Afinal, quem são os loucos? Caros leitores, no passado dia 12 de agosto levantámos os olhos para o céu por causa do eclipse. E pensei em como um grego antigo teria vivido aquele momento, quando o céu subitamente escurecia. Antes das explicações científicas, estes fenómenos despertavam medo, espanto e curiosidade. Foi desse espanto que me surgiu o tema desta crónica, a loucura e a facilidade com que a reconhecemos nos outros sem a vermos à nossa volta.
Todos já ouvimos dizer de alguém que “é maluco”, que “perdeu o juízo” ou que tem “um parafuso a menos”. Dizemo-lo quando alguém arrisca, ama sem medida, muda de vida ou toma uma decisão inesperada. Mas há também uma loucura mais filosófica, quando alguém põe em causa o que todos aceitam como normal.

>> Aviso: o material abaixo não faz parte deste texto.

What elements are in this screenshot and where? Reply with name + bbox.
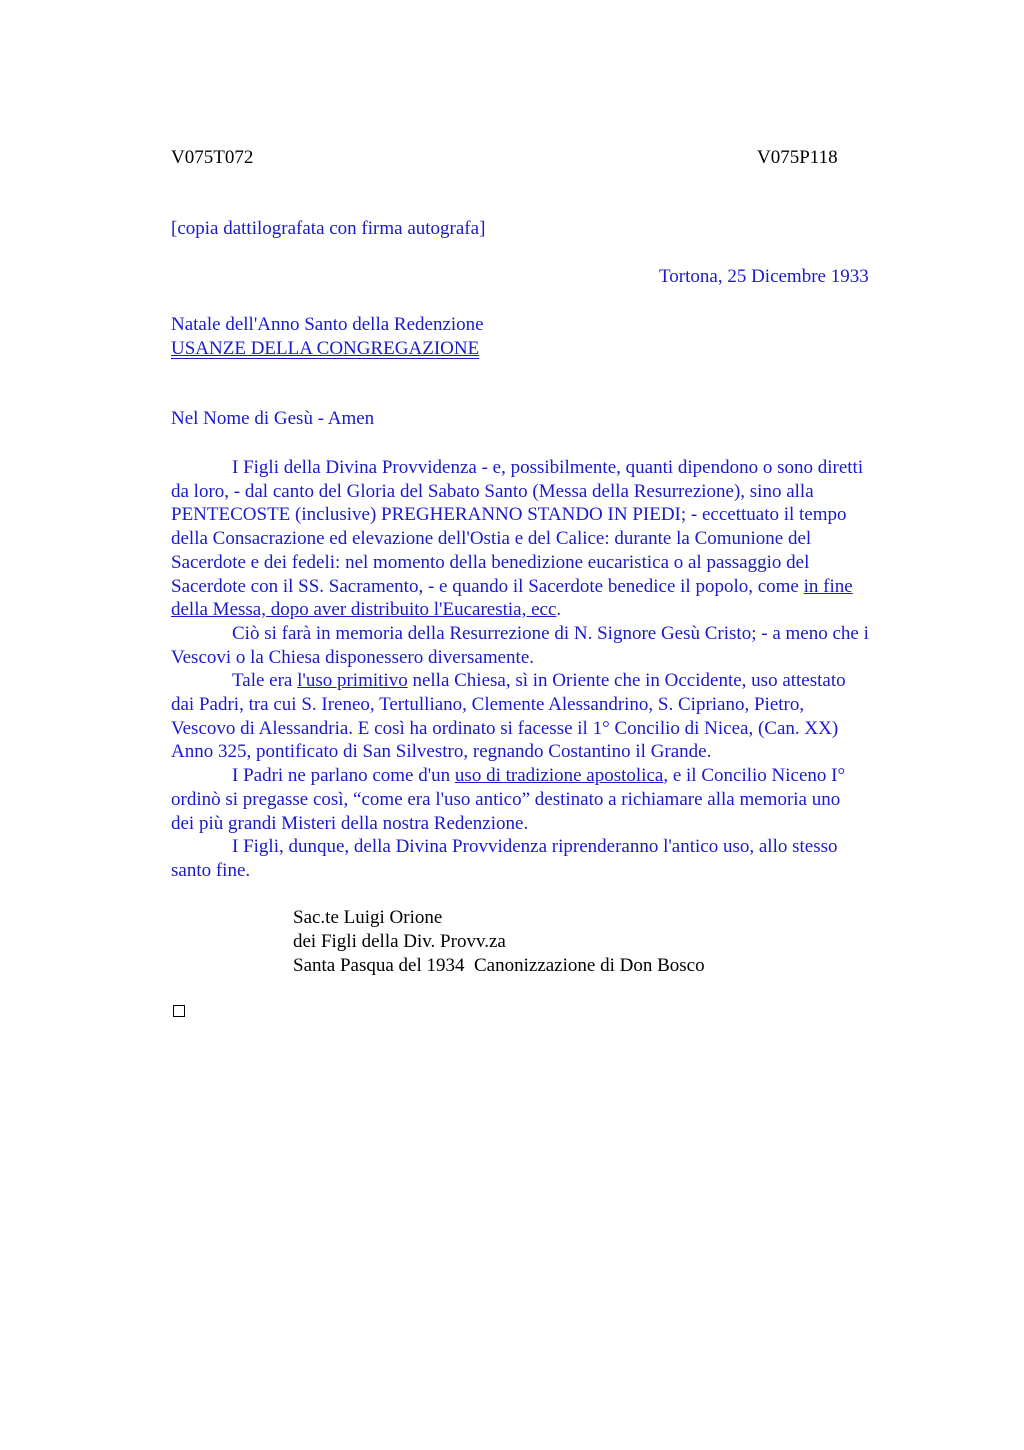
body-line: santo fine. — [171, 859, 251, 881]
letter-body — [171, 456, 931, 883]
underlined-phrase: in fine — [803, 575, 853, 597]
title-line-2: USANZE DELLA CONGREGAZIONE — [171, 338, 480, 359]
body-line: da loro, - dal canto del Gloria del Sabato Santo (Messa della Resurrezione), sino alla — [171, 480, 814, 502]
body-line — [171, 598, 931, 622]
body-text-span: , e il Concilio Niceno I° — [663, 765, 846, 787]
signature-name: Sac.te Luigi Orione — [293, 907, 443, 928]
underlined-phrase: della Messa, dopo aver distribuito l'Eucarestia, ecc — [171, 599, 557, 621]
body-line: dai Padri, tra cui S. Ireneo, Tertulliano, Clemente Alessandrino, S. Cipriano, Pietro, — [171, 694, 805, 716]
body-line — [171, 669, 931, 693]
signature-congregation: dei Figli della Div. Provv.za — [293, 931, 506, 952]
body-line: Sacerdote e dei fedeli: nel momento della benedizione eucaristica o al passaggio del — [171, 551, 810, 573]
archive-code-right: V075P118 — [757, 147, 838, 168]
body-text-span: Sacerdote con il SS. Sacramento, - e quando il Sacerdote benedice il popolo, come — [171, 575, 804, 597]
body-text-span: I Padri ne parlano come d'un — [232, 765, 455, 787]
signature-note: Santa Pasqua del 1934 Canonizzazione di Don Bosco — [293, 955, 705, 976]
body-line: Ciò si farà in memoria della Resurrezione di N. Signore Gesù Cristo; - a meno che i — [232, 622, 869, 644]
underlined-phrase: l'uso primitivo — [297, 670, 408, 692]
body-line: Anno 325, pontificato di San Silvestro, regnando Costantino il Grande. — [171, 741, 712, 763]
body-text-span: Tale era — [232, 670, 298, 692]
body-line — [171, 575, 931, 599]
date-line: Tortona, 25 Dicembre 1933 — [659, 266, 869, 287]
body-line — [171, 764, 931, 788]
archive-code-left: V075T072 — [171, 147, 254, 168]
body-line: I Figli, dunque, della Divina Provvidenza riprenderanno l'antico uso, allo stesso — [232, 836, 838, 858]
body-line: ordinò si pregasse così, “come era l'uso antico” destinato a richiamare alla memoria uno — [171, 788, 841, 810]
invocation: Nel Nome di Gesù - Amen — [171, 408, 375, 429]
body-text-span: . — [556, 599, 562, 621]
copy-note: [copia dattilografata con firma autografa] — [171, 218, 486, 239]
body-line: Vescovo di Alessandria. E così ha ordinato si facesse il 1° Concilio di Nicea, (Can. XX) — [171, 717, 839, 739]
body-line: PENTECOSTE (inclusive) PREGHERANNO STANDO IN PIEDI; - eccettuato il tempo — [171, 504, 847, 526]
title-line-1: Natale dell'Anno Santo della Redenzione — [171, 314, 484, 335]
body-line: Vescovi o la Chiesa disponessero diversamente. — [171, 646, 535, 668]
body-line: dei più grandi Misteri della nostra Redenzione. — [171, 812, 529, 834]
body-line: della Consacrazione ed elevazione dell'Ostia e del Calice: durante la Comunione del — [171, 528, 812, 550]
body-line: I Figli della Divina Provvidenza - e, possibilmente, quanti dipendono o sono diretti — [232, 457, 864, 478]
empty-box-icon — [173, 1005, 185, 1017]
underlined-phrase: uso di tradizione apostolica — [454, 765, 664, 787]
signature-block — [293, 906, 705, 978]
body-text-span: nella Chiesa, sì in Oriente che in Occidente, uso attestato — [407, 670, 846, 692]
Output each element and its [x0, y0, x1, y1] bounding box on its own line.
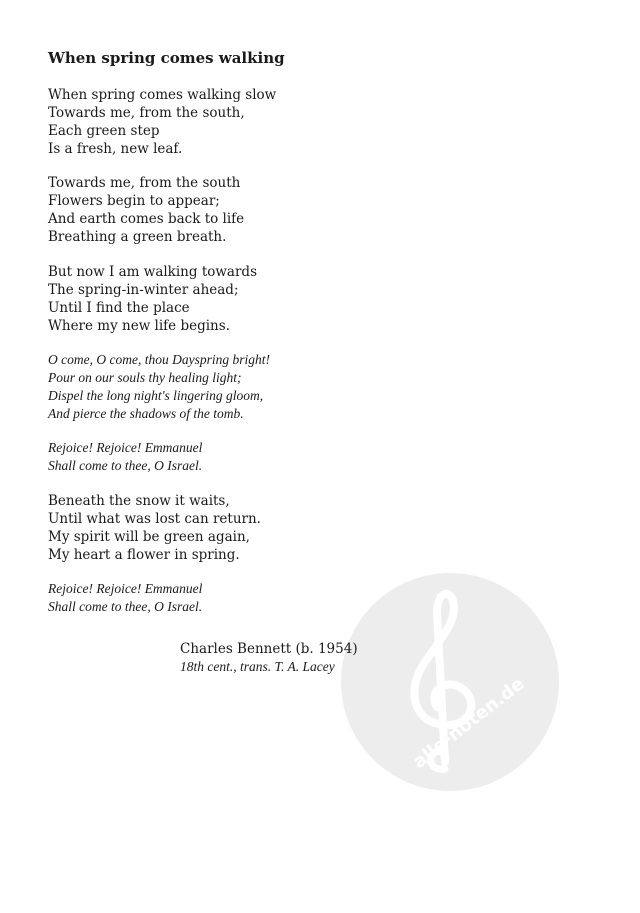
hymn-source: 18th cent., trans. T. A. Lacey: [180, 659, 335, 674]
poem-line: Towards me, from the south: [48, 175, 241, 191]
poem-line: When spring comes walking slow: [48, 87, 277, 103]
poem-line: Until what was lost can return.: [48, 511, 261, 527]
poem-line: But now I am walking towards: [48, 264, 257, 280]
poem-line: And earth comes back to life: [48, 211, 245, 227]
hymn-line: Dispel the long night's lingering gloom,: [48, 388, 264, 403]
poem-line: Where my new life begins.: [48, 318, 230, 334]
poem-author: Charles Bennett (b. 1954): [180, 641, 358, 657]
treble-clef-watermark-icon: [341, 573, 559, 791]
poem-line: The spring-in-winter ahead;: [48, 282, 239, 298]
poem-line: Breathing a green breath.: [48, 229, 227, 245]
hymn-line: Pour on our souls thy healing light;: [48, 370, 242, 385]
hymn-line: Rejoice! Rejoice! Emmanuel: [48, 440, 203, 455]
poem-line: Each green step: [48, 123, 160, 139]
hymn-line: O come, O come, thou Dayspring bright!: [48, 352, 270, 367]
poem-title: When spring comes walking: [48, 49, 285, 67]
hymn-line: And pierce the shadows of the tomb.: [48, 406, 244, 421]
stanza-4: [48, 492, 261, 564]
stanza-2: [48, 174, 244, 246]
poem-line: Beneath the snow it waits,: [48, 493, 230, 509]
poem-line: My heart a flower in spring.: [48, 547, 240, 563]
refrain-1: [48, 439, 202, 475]
stanza-1: [48, 86, 276, 158]
credits: [180, 640, 358, 676]
hymn-line: Shall come to thee, O Israel.: [48, 599, 203, 614]
refrain-2: [48, 580, 202, 616]
poem-line: Towards me, from the south,: [48, 105, 245, 121]
poem-line: Until I find the place: [48, 300, 190, 316]
watermark-text: alle-noten.de: [409, 673, 529, 773]
hymn-line: Shall come to thee, O Israel.: [48, 458, 203, 473]
hymn-line: Rejoice! Rejoice! Emmanuel: [48, 581, 203, 596]
poem-line: Is a fresh, new leaf.: [48, 141, 183, 157]
poem-line: My spirit will be green again,: [48, 529, 250, 545]
poem-line: Flowers begin to appear;: [48, 193, 220, 209]
stanza-3: [48, 263, 257, 335]
hymn-stanza: [48, 351, 270, 423]
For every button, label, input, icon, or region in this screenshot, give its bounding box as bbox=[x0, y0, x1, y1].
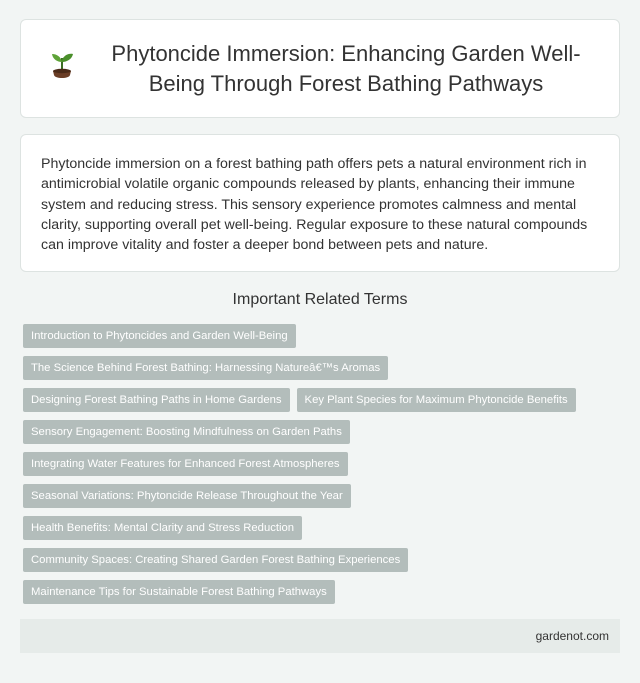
related-term-tag[interactable]: Community Spaces: Creating Shared Garden Forest Bathing Experiences bbox=[23, 548, 408, 572]
page-title: Phytoncide Immersion: Enhancing Garden Well-Being Through Forest Bathing Pathways bbox=[111, 40, 581, 96]
related-terms-list bbox=[23, 324, 623, 604]
related-term-tag[interactable]: The Science Behind Forest Bathing: Harnessing Natureâ€™s Aromas bbox=[23, 356, 388, 380]
related-terms-title: Important Related Terms bbox=[232, 291, 408, 308]
related-term-tag[interactable]: Maintenance Tips for Sustainable Forest Bathing Pathways bbox=[23, 580, 335, 604]
related-term-tag[interactable]: Designing Forest Bathing Paths in Home Gardens bbox=[23, 388, 290, 412]
related-term-tag[interactable]: Sensory Engagement: Boosting Mindfulness on Garden Paths bbox=[23, 420, 350, 444]
summary-card bbox=[20, 134, 620, 272]
related-term-tag[interactable]: Seasonal Variations: Phytoncide Release Throughout the Year bbox=[23, 484, 351, 508]
header-inner bbox=[21, 20, 619, 117]
sprout-icon bbox=[45, 49, 79, 83]
footer bbox=[20, 619, 620, 653]
header-card bbox=[20, 19, 620, 118]
footer-site-link[interactable]: gardenot.com bbox=[535, 629, 609, 643]
related-term-tag[interactable]: Integrating Water Features for Enhanced Forest Atmospheres bbox=[23, 452, 348, 476]
related-term-tag[interactable]: Key Plant Species for Maximum Phytoncide Benefits bbox=[297, 388, 576, 412]
summary-text: Phytoncide immersion on a forest bathing path offers pets a natural environment rich in antimicrobial volatile organic compounds released by plants, enhancing their immune system and reducing stress. This sensory experience promotes calmness and mental clarity, supporting overall pet well-being. Regular exposure to these natural compounds can improve vitality and foster a deeper bond between pets and nature. bbox=[41, 156, 588, 254]
related-term-tag[interactable]: Health Benefits: Mental Clarity and Stress Reduction bbox=[23, 516, 302, 540]
related-term-tag[interactable]: Introduction to Phytoncides and Garden Well-Being bbox=[23, 324, 296, 348]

No século XVI, Erasmo de Roterdão percebeu esta ambiguidade em Elogio da Loucura. Deu voz à própria Loucura, que observa os homens e se ri das suas vaidades e certezas. Muitas vezes, o que chamamos sensatez não passa de um hábito que ninguém questiona.
Séculos depois, Michel Foucault estudou como cada época traçou a fronteira entre razão e loucura. Quando afirma que “a loucura só existe numa sociedade”, lembra-nos que o normal depende de regras, costumes e poder. E aí, meus amigos, quem decide o que é normal? A maioria? A moral? O poder? Ou aquela vizinha que sabe sempre quem entra e quem sai?
Quero dar-vos um exemplo, a Alegoria da Caverna, de Platão, de que os meus alunos gostam muito. Um prisioneiro liberta-se, sai da caverna e descobre a realidade. Quando regressa, encontra os outros presos às sombras e, ao contar o que viu, é ele que parece estranho. Quase ouço um aluno perguntar “Professor, então quem viu a realidade é que parece louco?” É aqui que a Filosofia nos obriga a pensar.
Talvez por isso encontre pequenas loucuras todos os dias. O preço dos combustíveis sobe e fazemos contas antes de abastecer, as embalagens encolhem enquanto o preço aumenta, trabalhamos para viver melhor mas chegamos ao fim do dia sem tempo para viver e damos três voltas de carro para estacionar à porta só para não caminharmos cinco minutos. Confesso-vos que já o fiz. Há uma boa dose de absurdo nestas loucuras que, repetidas, acabam por parecer normais.
E, já agora, lembram-se de Scolari e da célebre pergunta “E o burro sou eu?” Talvez pudéssemos trocar uma palavra e perguntar “E o louco sou eu?” Afinal, Scolari perguntava, à sua maneira, como podia ser ele o errado quando os resultados pareciam dar-lhe razão.
E depois há Dom Quixote, um dos grandes “loucos” da literatura. Diante dos moinhos de vento, o cavaleiro de Cervantes via gigantes, enquanto Sancho lhe dizia que eram apenas moinhos. Sorrimos da sua loucura, mas a imagem continua atual. Há momentos em que fazemos gigantes de pequenos problemas e outros em que nos habituamos tanto aos grandes que quase deixamos de os ver.
E porque não trazer uma personagem do teatro universal? Em Hamlet, Shakespeare mostra-nos como a loucura pode esconder lucidez. O príncipe assume uma aparente loucura enquanto procura a verdade sobre a morte do pai e diz aquilo que muitos preferiam não ouvir, revelando a corrupção que o rodeia. Por isso, Polónio reconhece “Embora isto seja loucura, há método nela.” Nem sempre quem parece ter perdido o juízo vê pior a realidade.
Vieram-me ainda à memória os Ala dos Namorados e a sua música Loucos de Lisboa. Todas as cidades têm os seus loucos. Uns perseguem sonhos, outros falam sozinhos, alguns escrevem livros e há ainda os que fazem discursos muito sérios. Quanto a estes, cada leitor fará a sua leitura.
Por hoje, meus amigos leitores, deixo-vos mais uma afirmação como mote para um diálogo que pode continuar.
“A verdadeira loucura talvez comece quando deixamos de estranhar aquilo que nunca deveria ter-se tornado normal.”